A major Phase 3 clinical trial conducted in India has delivered important new data on two experimental tuberculosis vaccines, confirming their strong safety profiles while highlighting the ongoing challenge of achieving comprehensive protection against all forms of the disease. The PreVenTB study, published in The BMJ on April 9, 2026, evaluated VPM1002 and Immuvac among thousands of healthy household contacts of people with smear-positive pulmonary TB, offering fresh insights into next-generation options to combat one of the world’s deadliest infectious diseases.

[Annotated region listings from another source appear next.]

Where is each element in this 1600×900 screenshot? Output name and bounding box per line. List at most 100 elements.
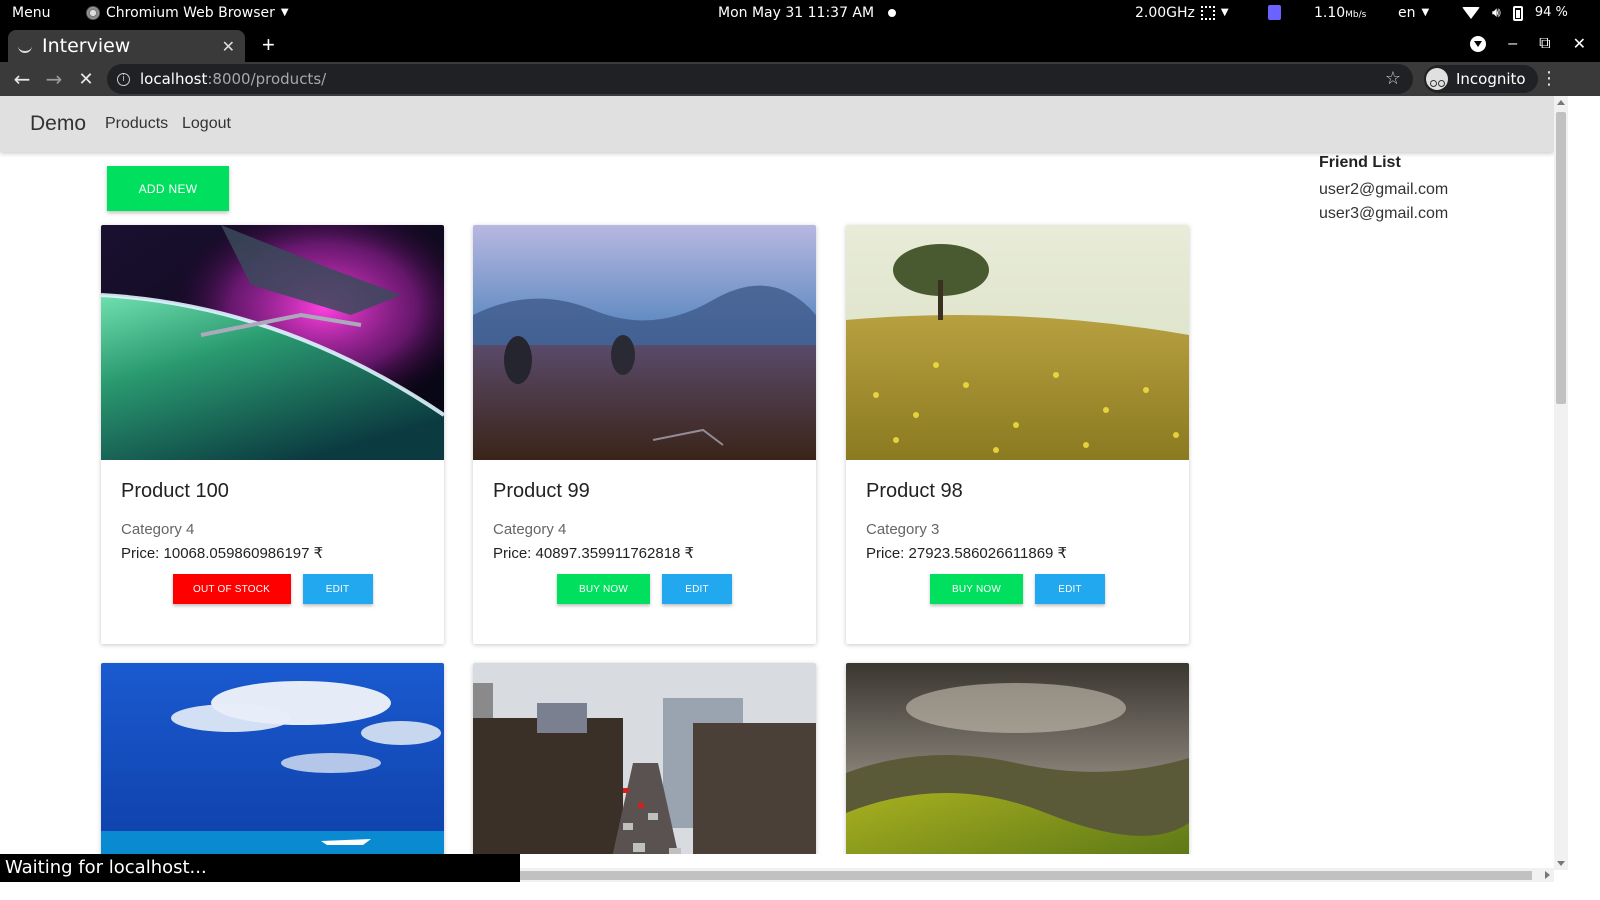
net-speed-unit: Mb/s [1345, 10, 1367, 20]
browser-toolbar: ← → ✕ i localhost:8000/products/ ☆ Incog… [0, 62, 1600, 96]
product-price: Price: 40897.359911762818 ₹ [493, 545, 695, 562]
caret-down-icon: ▼ [1421, 7, 1430, 18]
back-arrow-icon[interactable]: ← [6, 67, 38, 91]
battery-percent: 94 % [1534, 5, 1568, 20]
os-active-app[interactable]: Chromium Web Browser ▼ [86, 0, 289, 26]
notification-dot-icon [888, 9, 897, 17]
friend-list: Friend List user2@gmail.com user3@gmail.… [1319, 154, 1448, 226]
url-path: :8000/products/ [207, 70, 327, 88]
tab-search-icon[interactable] [1470, 36, 1487, 52]
browser-tab-strip: Interview ✕ + – ⧉ ✕ [0, 26, 1600, 62]
card-body: Product 99 Category 4 Price: 40897.35991… [473, 460, 816, 562]
friend-item: user3@gmail.com [1319, 205, 1449, 222]
scroll-right-icon[interactable] [1545, 871, 1550, 879]
product-image[interactable] [101, 225, 444, 460]
product-card [473, 663, 816, 854]
bottom-filler [0, 882, 1600, 900]
loading-spinner-icon [18, 39, 32, 53]
add-new-button[interactable]: ADD NEW [107, 166, 229, 211]
stop-loading-icon[interactable]: ✕ [70, 69, 102, 90]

Both vaccines were found to be well-tolerated across adults and children, with only mild local reactions such as injection-site soreness reported in roughly one-third of participants. No serious vaccine-related adverse events emerged during the trial, and both candidates successfully triggered measurable immune responses against Mycobacterium tuberculosis. These safety results represent a positive step forward, especially in a high-burden country like India, where TB continues to claim hundreds of thousands of lives annually and where any new preventive tool must meet rigorous tolerability standards for widespread use.
However, the vaccines fell short of demonstrating broad efficacy. Neither VPM1002 nor Immuvac significantly reduced the overall incidence of microbiologically confirmed TB or pulmonary TB, the most common and transmissible form of the disease. Researchers noted that the COVID-19 pandemic disrupted follow-up schedules and caused some participants to miss the second dose, which may have influenced certain outcomes. Despite these limitations, the trial revealed a promising signal in a specific subgroup: participants with positive tuberculin skin tests showed approximately 65% efficacy against extrapulmonary TB, a less common but often more severe manifestation that affects organs outside the lungs.
VPM1002 is a genetically modified version of the century-old BCG vaccine, engineered to improve safety and immunogenicity by incorporating elements from Listeria monocytogenes. Immuvac, also known as MIP, is based on a heat-killed Mycobacterium indicus pranii formulation originally developed as an immunomodulator. Both represent innovative approaches aimed at overcoming the variable and often limited protection provided by BCG, particularly in adolescents and adults where most TB transmission occurs.
The findings underscore the complexity of TB vaccine development. While the current BCG vaccine offers strong protection against severe forms of TB in young children, its effectiveness wanes in older populations and against pulmonary disease. The PreVenTB results add to a growing body of evidence that new candidates must be carefully tailored to different age groups, infection statuses, and disease presentations. Experts emphasize that even partial protection against extrapulmonary forms could still deliver meaningful public health benefits in high-risk settings.
This Indian trial, sponsored by the Indian Council of Medical Research and involving multiple collaborating institutions, stands as one of the largest recent evaluations of novel TB vaccines in a real-world endemic context. Although the primary efficacy endpoints for all forms of TB were not met, the confirmed safety and immunogenicity data will help guide further refinements and larger or targeted studies. Ongoing global efforts, including advanced trials of other candidates like M72/AS01E, continue to build momentum toward a more effective arsenal against TB.
For now, the results send a clear message: progress in TB prevention is incremental but steady. Safe, immunogenic vaccines that offer targeted benefits represent valuable building blocks. As researchers analyze subgroup data and explore combination strategies or improved formulations, these two candidates provide valuable lessons that could accelerate the next wave of innovation. With TB remaining a global emergency that disproportionately affects low- and middle-income countries, every piece of reliable clinical evidence brings the world closer to vaccines capable of turning the tide against this persistent pathogen.